Kate read the joyful letter slowly. It contained all she hoped for.

She had not postponed Nancy Ellen's wedding. That was all she asked.

She had known she would not be forgiven so soon, there was slight hope she ever would. Her only chance, thought Kate, lay in marrying a farmer having about a thousand acres of land. If she could do that, her father would let her come home again sometime. She read the letter slowly over, then tearing it in long strips she cross tore them and sifted the handful of small bits on the water, where they started a dashing journey toward the river. Mrs. Holt, narrowly watching her, turned with snaky gleaming eyes to her son and whispered: "A-ha! Miss Smart Alec has a secret!"

CHAPTER VII

HELPING NANCY ELLEN AND ROBERT TO ESTABLISH A HOME

THE remainder of the time before leaving, George Holt spent in the very strongest mental and physical effort to show Kate how much of a man he was.

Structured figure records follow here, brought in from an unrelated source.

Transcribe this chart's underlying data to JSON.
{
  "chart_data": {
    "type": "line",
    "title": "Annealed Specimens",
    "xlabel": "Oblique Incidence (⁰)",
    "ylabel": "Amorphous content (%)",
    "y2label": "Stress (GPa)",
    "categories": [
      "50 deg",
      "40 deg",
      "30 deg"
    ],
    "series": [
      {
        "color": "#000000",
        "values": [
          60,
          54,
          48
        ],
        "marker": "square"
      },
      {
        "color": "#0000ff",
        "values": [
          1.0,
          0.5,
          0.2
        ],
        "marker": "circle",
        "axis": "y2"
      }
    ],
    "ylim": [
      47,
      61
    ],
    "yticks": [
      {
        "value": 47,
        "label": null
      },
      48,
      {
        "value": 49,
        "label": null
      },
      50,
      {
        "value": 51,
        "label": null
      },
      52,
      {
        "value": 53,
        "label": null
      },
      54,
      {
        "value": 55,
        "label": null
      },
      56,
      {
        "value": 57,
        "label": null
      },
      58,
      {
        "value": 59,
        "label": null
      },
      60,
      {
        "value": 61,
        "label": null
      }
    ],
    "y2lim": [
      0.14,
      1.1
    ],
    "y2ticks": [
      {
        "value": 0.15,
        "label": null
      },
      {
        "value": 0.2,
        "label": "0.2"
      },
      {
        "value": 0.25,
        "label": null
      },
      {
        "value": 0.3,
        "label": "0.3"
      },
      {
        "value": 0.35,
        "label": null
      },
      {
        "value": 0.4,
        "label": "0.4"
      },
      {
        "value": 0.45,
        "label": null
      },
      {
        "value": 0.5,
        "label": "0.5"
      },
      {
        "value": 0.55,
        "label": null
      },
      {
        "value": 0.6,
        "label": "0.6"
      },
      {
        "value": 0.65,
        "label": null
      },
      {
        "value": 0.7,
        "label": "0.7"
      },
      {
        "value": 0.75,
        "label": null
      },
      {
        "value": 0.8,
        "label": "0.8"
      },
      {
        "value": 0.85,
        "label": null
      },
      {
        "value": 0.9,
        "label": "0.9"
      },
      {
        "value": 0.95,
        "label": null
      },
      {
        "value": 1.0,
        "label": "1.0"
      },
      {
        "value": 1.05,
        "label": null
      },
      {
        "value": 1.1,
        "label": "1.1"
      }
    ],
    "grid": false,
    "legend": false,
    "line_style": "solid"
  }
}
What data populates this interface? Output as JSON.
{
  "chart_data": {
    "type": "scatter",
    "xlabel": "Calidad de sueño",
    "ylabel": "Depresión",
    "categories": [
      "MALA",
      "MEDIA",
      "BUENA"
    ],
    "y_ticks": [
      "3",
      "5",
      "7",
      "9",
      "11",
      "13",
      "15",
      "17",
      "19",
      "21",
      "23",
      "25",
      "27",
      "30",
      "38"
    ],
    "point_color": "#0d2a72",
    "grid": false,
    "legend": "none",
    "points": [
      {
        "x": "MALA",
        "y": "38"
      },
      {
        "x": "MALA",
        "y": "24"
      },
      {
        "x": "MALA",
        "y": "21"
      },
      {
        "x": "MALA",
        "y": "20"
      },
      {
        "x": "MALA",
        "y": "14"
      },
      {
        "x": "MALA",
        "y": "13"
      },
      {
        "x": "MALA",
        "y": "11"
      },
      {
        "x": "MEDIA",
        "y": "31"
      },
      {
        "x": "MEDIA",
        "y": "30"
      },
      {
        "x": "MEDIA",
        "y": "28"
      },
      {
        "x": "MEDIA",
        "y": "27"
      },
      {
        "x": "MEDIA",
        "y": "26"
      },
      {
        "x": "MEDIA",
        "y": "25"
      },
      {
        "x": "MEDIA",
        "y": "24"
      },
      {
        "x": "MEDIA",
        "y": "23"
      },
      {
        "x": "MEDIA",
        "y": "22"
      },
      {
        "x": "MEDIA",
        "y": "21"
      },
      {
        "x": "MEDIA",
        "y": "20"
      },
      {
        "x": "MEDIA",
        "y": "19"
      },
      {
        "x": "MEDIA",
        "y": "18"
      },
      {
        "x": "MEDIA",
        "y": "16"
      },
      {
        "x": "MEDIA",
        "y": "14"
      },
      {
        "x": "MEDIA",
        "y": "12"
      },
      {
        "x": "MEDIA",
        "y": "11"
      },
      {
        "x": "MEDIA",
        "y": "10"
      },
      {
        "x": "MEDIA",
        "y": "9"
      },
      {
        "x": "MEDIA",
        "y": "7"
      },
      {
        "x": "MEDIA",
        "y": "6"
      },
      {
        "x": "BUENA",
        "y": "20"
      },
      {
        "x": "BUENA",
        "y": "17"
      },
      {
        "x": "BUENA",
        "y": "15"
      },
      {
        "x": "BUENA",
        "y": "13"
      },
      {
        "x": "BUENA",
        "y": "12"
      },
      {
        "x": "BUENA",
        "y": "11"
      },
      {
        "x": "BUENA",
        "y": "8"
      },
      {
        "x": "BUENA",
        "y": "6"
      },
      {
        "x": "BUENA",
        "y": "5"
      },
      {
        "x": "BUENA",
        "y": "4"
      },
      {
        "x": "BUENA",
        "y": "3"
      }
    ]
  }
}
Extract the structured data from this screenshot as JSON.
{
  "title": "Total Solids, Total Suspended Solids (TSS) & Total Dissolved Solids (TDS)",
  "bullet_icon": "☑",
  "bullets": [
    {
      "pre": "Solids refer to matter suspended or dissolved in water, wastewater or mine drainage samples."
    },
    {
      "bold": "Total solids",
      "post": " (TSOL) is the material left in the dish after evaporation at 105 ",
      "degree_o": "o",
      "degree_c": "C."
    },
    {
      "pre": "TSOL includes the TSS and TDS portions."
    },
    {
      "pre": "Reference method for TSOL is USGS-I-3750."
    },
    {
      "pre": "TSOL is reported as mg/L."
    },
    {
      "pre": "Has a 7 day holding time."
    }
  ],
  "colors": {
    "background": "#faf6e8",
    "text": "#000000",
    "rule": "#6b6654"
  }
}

He succeeded in what he hoped he might do. He so influenced her in his favour that during the coming year whenever any one showed signs of criticising him, Kate stopped them by commendation, based upon what she supposed to be knowledge of him.

With the schoolhouse and grounds cleaned as they never had been before, the parents and pupils naturally expected new methods. During the week spent in becoming acquainted with the teacher, the parents heartily endorsed her, while the pupils liked her cordially. It could be seen at a glance that she could pick up the brawniest of them, and drop him from the window, if she chose. The days at the stream had taught them her physical strength, while at the same time they had glimpses of her mental processes. The boys learned many things: that they must not lie or take anything which did not belong to them; that they must be considerate and manly, if they were to be her friends; yet not one word had been said on any of these subjects. As she spoke to them, they answered her, and soon spoke in the same way to each other. She was very careful about each statement she made, often adducing convenient proof, so they saw that she was always right, and never exaggerated.